Buffers strips are areas of permanent vegetation between rural lands and bodies of water such as agricultural drains, creeks, rivers, ponds and wetlands. Buffers can have trees, shrubs, grasses or wildflowers, in any combination. As their name suggests, they protect waterbodies from the impacts of neighbouring land uses.
Reduced water pollution
Surface runoff from agricultural fields and rural properties can carry sediment, nutrients, pesticides, bacteria and pathogens. Buffer strip vegetation stops pollutants from reaching the adjacent waterbody by taking up nutrients, trapping and filtering sediment as the runoff is slowed down by the plants, and increasing the infiltration of runoff through plant root channels.
Roots from grasses, shrubs and trees protect vulnerable soils and strengthen and stabilize stream banks.
Overhanging vegetation shades the water, helping to cool and regulate water temperature. Plant litter and organisms are an important food source for aquatic and terrestrial wildlife. Riparian buffers also provide shelter and corridors for wildlife movement.
Planning a buffer
Work with someone familiar with riparian restoration who will consider your land, time and money constraints to create an effective buffer. In general, the wider the buffer strip, the more effective it is. Factors to consider when planning a buffer include:
• 5 m for bank stabilization
• 10-30 m for sediment removal
• >10 m for wildlife habitat
• The steeper the slope, the greater the potential for runoff and erosion. A steeper slope requires a wider buffer to slow runoff.

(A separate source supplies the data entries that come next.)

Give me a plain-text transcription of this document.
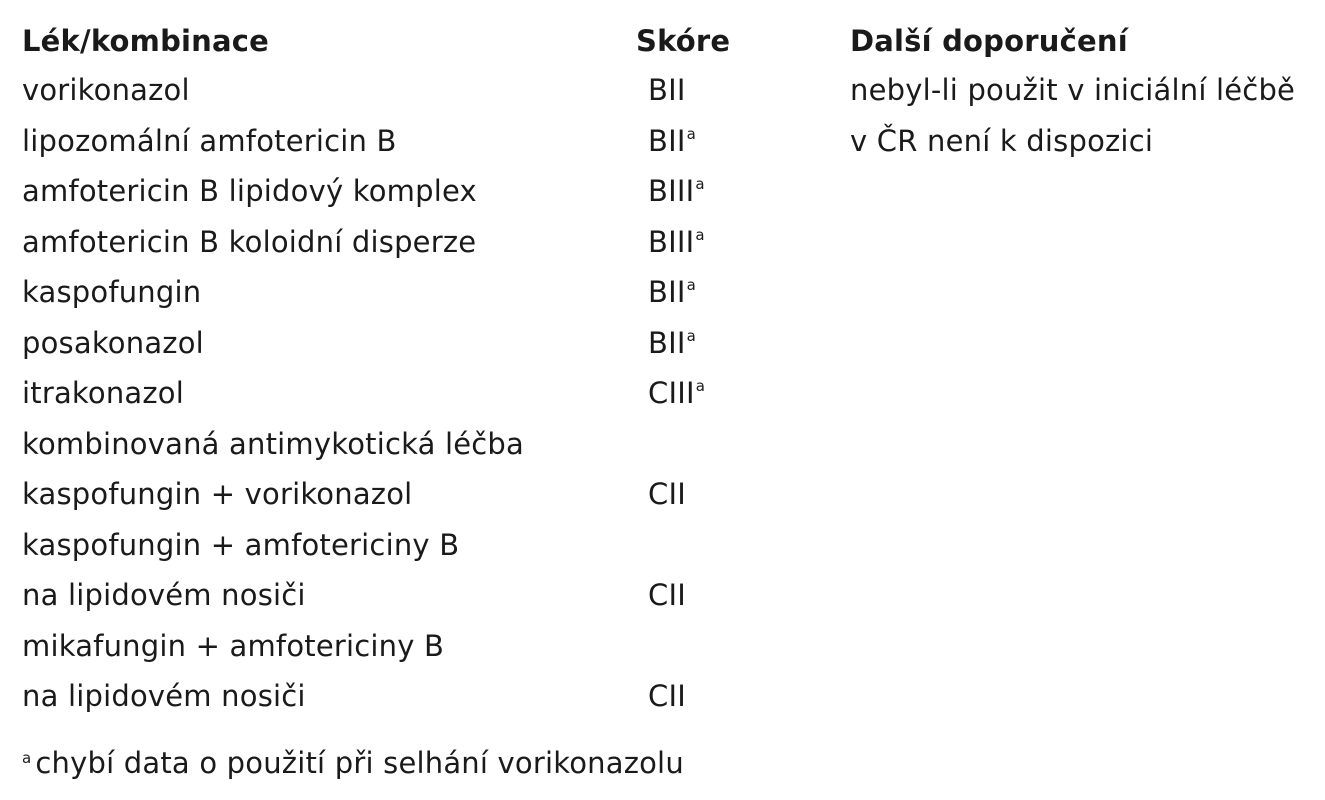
Lék/kombinace	Skóre	Další doporučení
vorikonazol	BII	nebyl-li použit v iniciální léčbě
lipozomální amfotericin B	BII$^a$	v ČR není k dispozici
amfotericin B lipidový komplex	BIII$^a$
amfotericin B koloidní disperze	BIII$^a$
kaspofungin	BII$^a$
posakonazol	BII$^a$
itrakonazol	CIII$^a$
kombinovaná antimykotická léčba
kaspofungin + vorikonazol	CII
kaspofungin + amfotericiny B
na lipidovém nosiči	CII
mikafungin + amfotericiny B
na lipidovém nosiči	CII
$^a$ chybí data o použití při selhání vorikonazolu
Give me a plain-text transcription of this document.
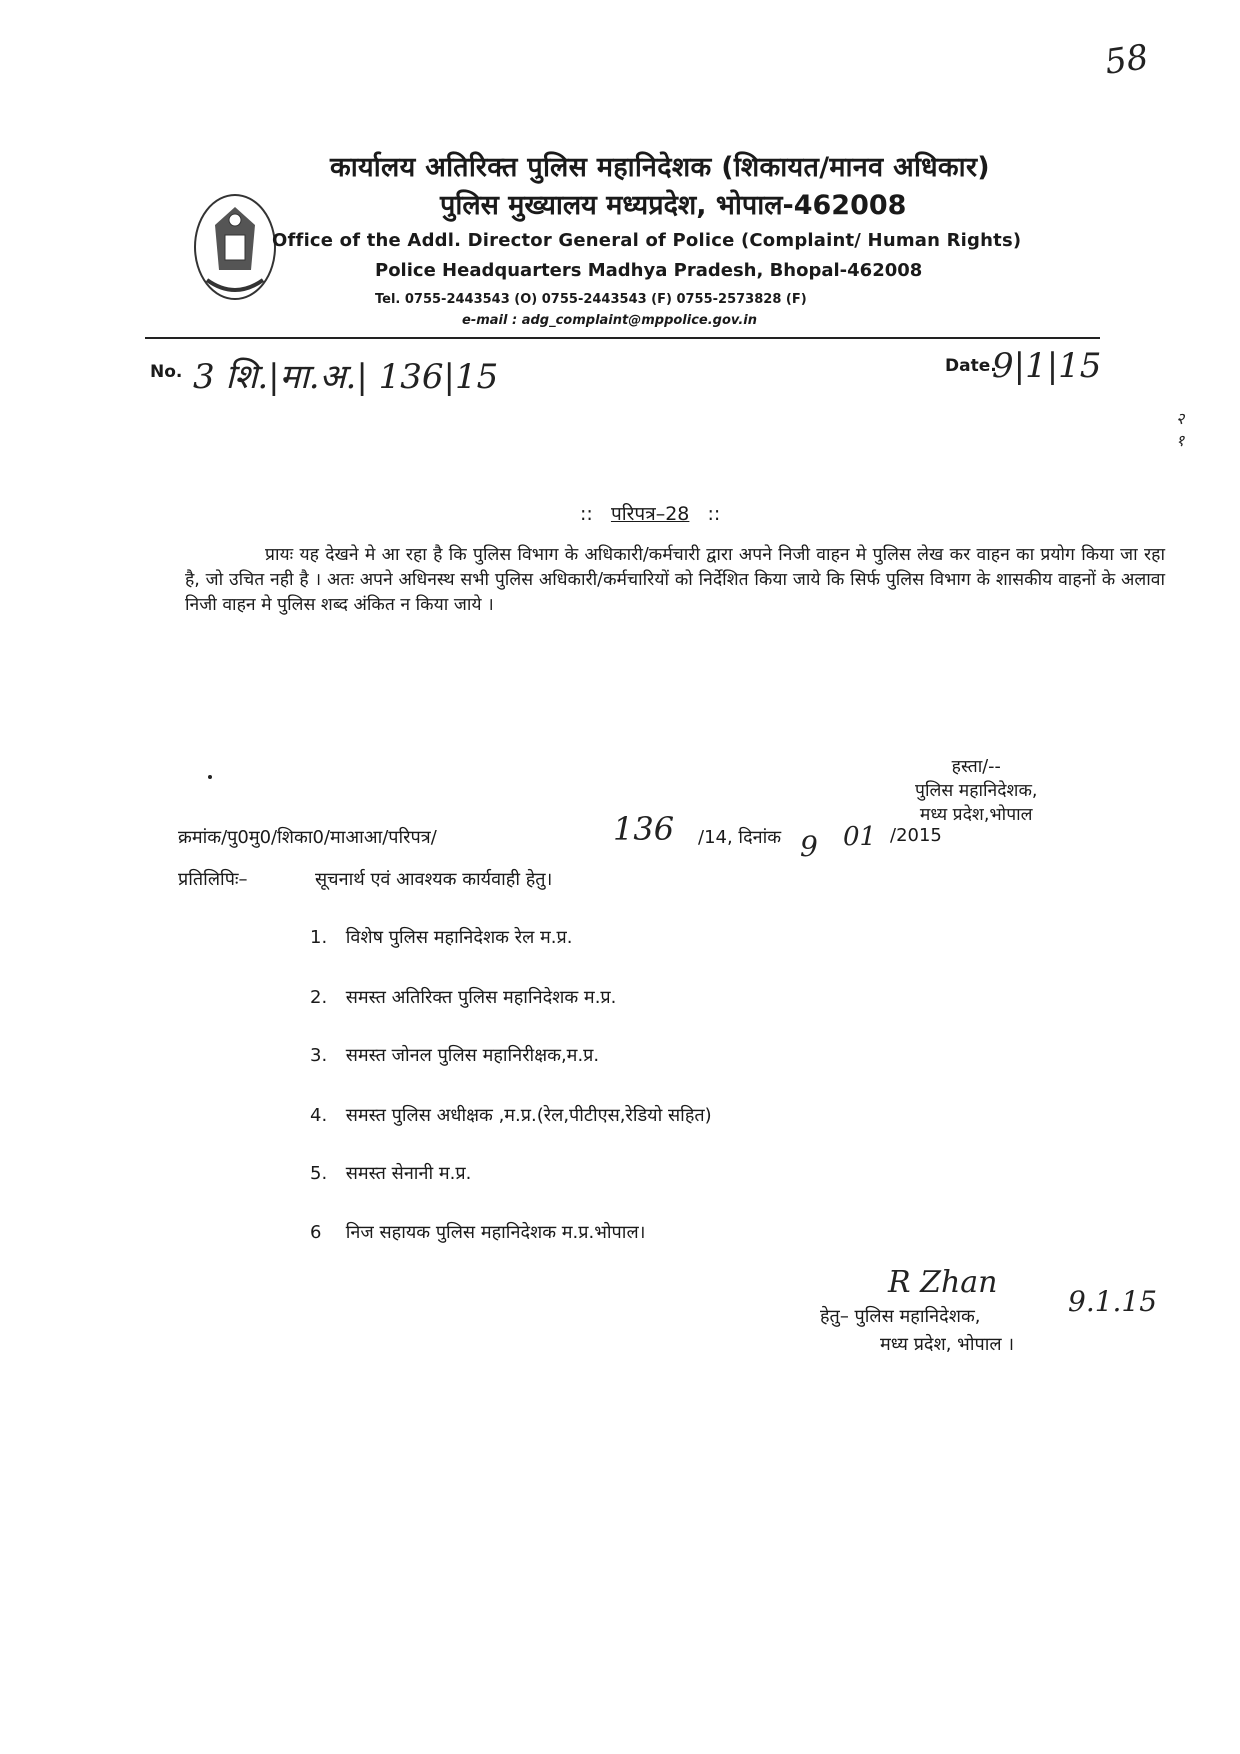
58
कार्यालय अतिरिक्त पुलिस महानिदेशक (शिकायत/मानव अधिकार)
पुलिस मुख्यालय मध्यप्रदेश, भोपाल-462008
Office of the Addl. Director General of Police (Complaint/ Human Rights)
Police Headquarters Madhya Pradesh, Bhopal-462008
Tel. 0755-2443543 (O) 0755-2443543 (F) 0755-2573828 (F)
e-mail : adg_complaint@mppolice.gov.in
No. 3 शि.|मा.अ.| 136|15	Date.
9|1|15
२
१
:: परिपत्र–28 ::
प्रायः यह देखने मे आ रहा है कि पुलिस विभाग के अधिकारी/कर्मचारी द्वारा अपने निजी वाहन मे पुलिस लेख कर वाहन का प्रयोग किया जा रहा है, जो उचित नही है । अतः अपने अधिनस्थ सभी पुलिस अधिकारी/कर्मचारियों को निर्देशित किया जाये कि सिर्फ पुलिस विभाग के शासकीय वाहनों के अलावा निजी वाहन मे पुलिस शब्द अंकित न किया जाये ।
हस्ता/--
पुलिस महानिदेशक,
मध्य प्रदेश,भोपाल
क्रमांक/पु0मु0/शिका0/माआआ/परिपत्र/	136 /14, दिनांक 9 01 /2015
प्रतिलिपिः–	सूचनार्थ एवं आवश्यक कार्यवाही हेतु।
1. विशेष पुलिस महानिदेशक रेल म.प्र.
2. समस्त अतिरिक्त पुलिस महानिदेशक म.प्र.
3. समस्त जोनल पुलिस महानिरीक्षक,म.प्र.
4. समस्त पुलिस अधीक्षक ,म.प्र.(रेल,पीटीएस,रेडियो सहित)
5. समस्त सेनानी म.प्र.
6 निज सहायक पुलिस महानिदेशक म.प्र.भोपाल।
R Zhan
9.1.15
हेतु– पुलिस महानिदेशक,
मध्य प्रदेश, भोपाल ।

• Sandy soil allows more infiltration compared to soils with high clay content. Poorly drained soils require a wider buffer.
• The vegetation must be able to withstand flooding by water and sediment.
• Grasses are better adapted for filtering and absorbing nutrients; trees help stabilize the bank.
• Stiff stemmed grasses planted at the field edge of the buffer help slow runoff and reduce concentrated flow in the non-growing season.
• The effectiveness of the buffer may be limited to the vegetation growing season.
• Buffer health may be affected by pesticide in runoff.
• Newly planted trees and shrubs may need watering during the first growing season.
• Weed control is critical until the planted vegetation becomes established.
• Inspect the buffer periodically to ensure that concentrated flows have not developed and the vegetative cover is maintaining its effectiveness.
• Fertilizers, pesticides and animal wastes should not be applied to the buffer.
• Limit grazing by livestock in the buffer strip.